Zusätzlich werden von einer Superklasse (FighterKIMoves) Methoden
für Berechnungen bereits vorgegeben.
(zb. ob der Kämpfer genug Energie hat den Angriff x auszuführen)

Man kann aber auch von Grund auf alles komplett selber machen,
wenn man will.


Das wichtigste wäre erstmal zu schauen wie das Spielgeschehen
funktioniert, Attacken usw...


Ich weiß jetzt nicht was ihr von der Idee haltet,
aber kann ja sein dass es jemand gibt der Lust hat bei sowas mitzumachen 

Ich habe bereits fast alle Implementierungen dafür geschrieben,
jedoch warte ich jetzt erstmal auf Feedback,
bevor ich mir jetzt mit viel Aufwand da ein ganzes System aufbaue.


mfg BRoll


----------



## TimeIsTheKey (14. Okt 2012)

Ich persönlich habe momentan keine Zeit mitzumachen, aber ich wollte dir ein kleines Feedback geben. Erstmals Respekt, sieht sehr gut aus. Wieviel Zeit hast du investiert? Die Steuerung sieht aber zugegebenermassen ein bisschen schwammig aus.

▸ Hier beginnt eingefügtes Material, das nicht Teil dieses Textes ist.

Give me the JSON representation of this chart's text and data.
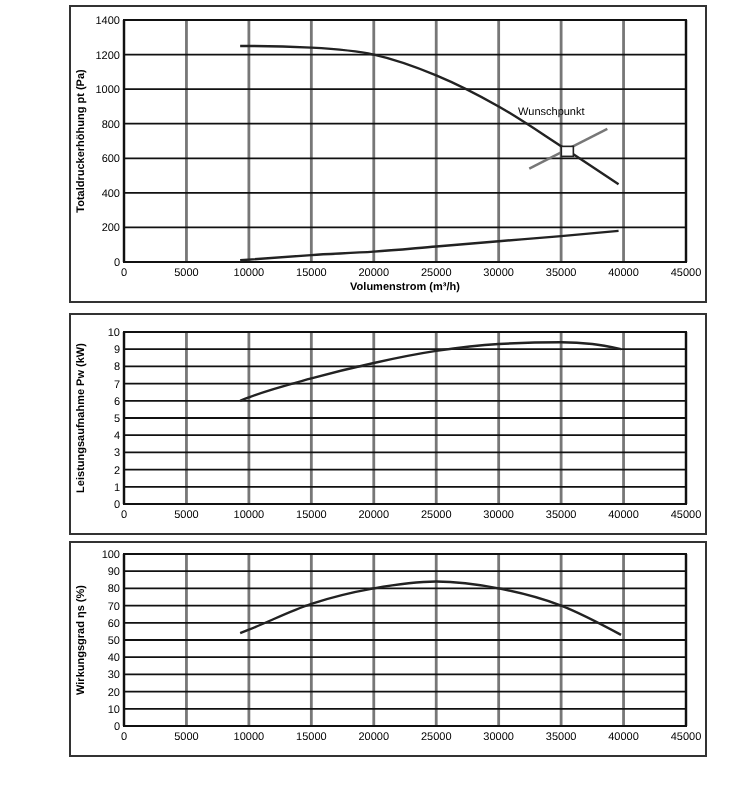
{
  "chart_data": [
    {
      "type": "line",
      "xlabel": "Volumenstrom (m³/h)",
      "ylabel": "Totaldruckerhöhung pt (Pa)",
      "xlim": [
        0,
        45000
      ],
      "ylim": [
        0,
        1400
      ],
      "xticks": [
        0,
        5000,
        10000,
        15000,
        20000,
        25000,
        30000,
        35000,
        40000,
        45000
      ],
      "yticks": [
        0,
        200,
        400,
        600,
        800,
        1000,
        1200,
        1400
      ],
      "grid": true,
      "marker": "none",
      "line_style": "solid",
      "annotations": [
        {
          "text": "Wunschpunkt",
          "x": 35500,
          "y": 640
        }
      ],
      "series": [
        {
          "color": "#222222",
          "x": [
            9300,
            10000,
            15000,
            20000,
            25000,
            30000,
            35000,
            39600
          ],
          "values": [
            1250,
            1250,
            1240,
            1200,
            1080,
            900,
            670,
            450
          ]
        },
        {
          "color": "#222222",
          "x": [
            9300,
            15000,
            20000,
            25000,
            30000,
            35000,
            39600
          ],
          "values": [
            10,
            40,
            60,
            90,
            120,
            150,
            180
          ]
        },
        {
          "color": "#777777",
          "x": [
            32450,
            38700
          ],
          "values": [
            540,
            770
          ]
        },
        {
          "type": "scatter",
          "marker": "square",
          "color": "#222222",
          "x": [
            35500
          ],
          "values": [
            640
          ]
        }
      ]
    },
    {
      "type": "line",
      "ylabel": "Leistungsaufnahme Pw (kW)",
      "xlim": [
        0,
        45000
      ],
      "ylim": [
        0,
        10
      ],
      "xticks": [
        0,
        5000,
        10000,
        15000,
        20000,
        25000,
        30000,
        35000,
        40000,
        45000
      ],
      "yticks": [
        0,
        1,
        2,
        3,
        4,
        5,
        6,
        7,
        8,
        9,
        10
      ],
      "grid": true,
      "marker": "none",
      "line_style": "solid",
      "series": [
        {
          "color": "#222222",
          "x": [
            9300,
            10000,
            15000,
            20000,
            25000,
            30000,
            35000,
            37500,
            39800
          ],
          "values": [
            6.0,
            6.2,
            7.3,
            8.2,
            8.9,
            9.3,
            9.4,
            9.3,
            9.0
          ]
        }
      ]
    },
    {
      "type": "line",
      "ylabel": "Wirkungsgrad ηs (%)",
      "xlim": [
        0,
        45000
      ],
      "ylim": [
        0,
        100
      ],
      "xticks": [
        0,
        5000,
        10000,
        15000,
        20000,
        25000,
        30000,
        35000,
        40000,
        45000
      ],
      "yticks": [
        0,
        10,
        20,
        30,
        40,
        50,
        60,
        70,
        80,
        90,
        100
      ],
      "grid": true,
      "marker": "none",
      "line_style": "solid",
      "series": [
        {
          "color": "#222222",
          "x": [
            9300,
            10000,
            15000,
            20000,
            25000,
            30000,
            35000,
            39800
          ],
          "values": [
            54,
            56,
            71,
            80,
            84,
            80,
            70,
            53
          ]
        }
      ]
    }
  ]
}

Die Idee verschiedene AI's gegeneinander antreten zu lassen gibt es schon. Ich weiss nicht ob es dafür eine spezielle Bezeichnung gibt, aber bei der AI Challenge von Google wird der Gewinner mit den meisten Siegen ermittelt. Natürlich haben alle die gleichen Chancen und die gleiche Anzahl Kämpfe.


----------



## Marco13 (14. Okt 2012)

Ja, die Zeit ist immer so eine Sache. Aber... gibt's da dann irgendwo eine API-Doku dazu?


----------



## Apo (15. Okt 2012)

Die Videos sehen auf jeden Fall ganz spannend aus. Respekt für die Arbeit bisher. *thumbsup*

Das Duell mit den KI's reizt mich auch immer. Habe ich auch ein paar Mal versucht (ApoIcejump, ApoSoccer, ApoMario, ApoSkunkman etc), aber wenn die Leute nicht gezwungen werden oder durch schöne Preise gelockt, machen die wenigsten mit. So ist jedenfalls meine Erfahrung.

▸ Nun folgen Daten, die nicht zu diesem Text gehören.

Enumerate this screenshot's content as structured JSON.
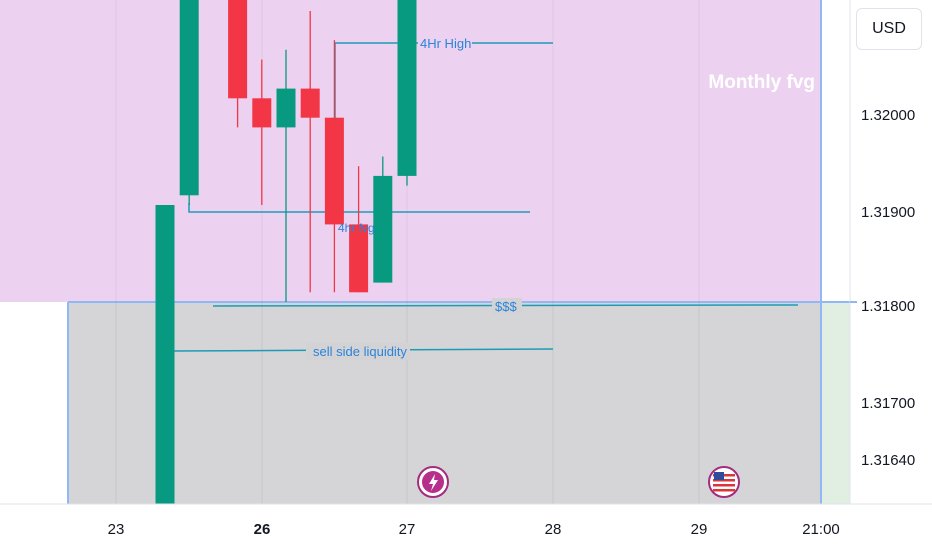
{
  "currency_label": "USD",
  "colors": {
    "bull": "#089981",
    "bear": "#f23645",
    "fvg_zone": "#ecd2f0",
    "liquidity_zone": "#d3d3d6",
    "zone_border": "#8fb8f5",
    "annotation": "#1e88e5",
    "right_zone": "#e1efe3"
  },
  "chart_data": {
    "type": "candlestick",
    "y_axis": {
      "ticks": [
        "1.31640",
        "1.31700",
        "1.31800",
        "1.31900",
        "1.32000"
      ],
      "range": [
        1.3155,
        1.324
      ]
    },
    "x_axis": {
      "ticks": [
        "23",
        "26",
        "27",
        "28",
        "29",
        "21:00"
      ],
      "bold_tick": "26"
    },
    "candles": [
      {
        "open": 1.3155,
        "high": 1.319,
        "low": 1.3155,
        "close": 1.319
      },
      {
        "open": 1.3191,
        "high": 1.324,
        "low": 1.319,
        "close": 1.324
      },
      {
        "open": 1.324,
        "high": 1.324,
        "low": 1.3215,
        "close": 1.324
      },
      {
        "open": 1.324,
        "high": 1.324,
        "low": 1.3198,
        "close": 1.3201
      },
      {
        "open": 1.3201,
        "high": 1.3205,
        "low": 1.319,
        "close": 1.3198
      },
      {
        "open": 1.3198,
        "high": 1.3206,
        "low": 1.318,
        "close": 1.3202
      },
      {
        "open": 1.3202,
        "high": 1.321,
        "low": 1.3181,
        "close": 1.3199
      },
      {
        "open": 1.3199,
        "high": 1.3207,
        "low": 1.3181,
        "close": 1.3188
      },
      {
        "open": 1.3188,
        "high": 1.3194,
        "low": 1.3181,
        "close": 1.3181
      },
      {
        "open": 1.3182,
        "high": 1.3195,
        "low": 1.3182,
        "close": 1.3193
      },
      {
        "open": 1.3193,
        "high": 1.324,
        "low": 1.3192,
        "close": 1.324
      }
    ],
    "zones": [
      {
        "name": "Monthly fvg",
        "from": 1.318,
        "to": 1.324
      },
      {
        "name": "$$$",
        "from": 1.3155,
        "to": 1.318
      }
    ],
    "annotations": [
      {
        "text": "4Hr High",
        "price": 1.3207
      },
      {
        "text": "4hr fvg",
        "price": 1.319
      },
      {
        "text": "$$$",
        "price": 1.318
      },
      {
        "text": "sell side liquidity",
        "price": 1.3175
      }
    ]
  }
}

Aber um nicht zu negativ zu klingen, wünsche ich dir viel Erfolg und frage genau wie Marco nach der API-Doku.


----------



## BRoll (15. Okt 2012)

Ja ich wollte erstmal wissen ob da überhaupt jemand interesse hätte 

Ich schreib dafür jetzt extra nochmal eine vereinfachte Steuerungsklasse
die alle Grundmethoden für nötige Berechnungen vorgibt -
dann natürlich mit API-Doku. Im Moment hab ichs so ähnlich gemacht,
aber nocht nicht so ganz benutzerfreundlich.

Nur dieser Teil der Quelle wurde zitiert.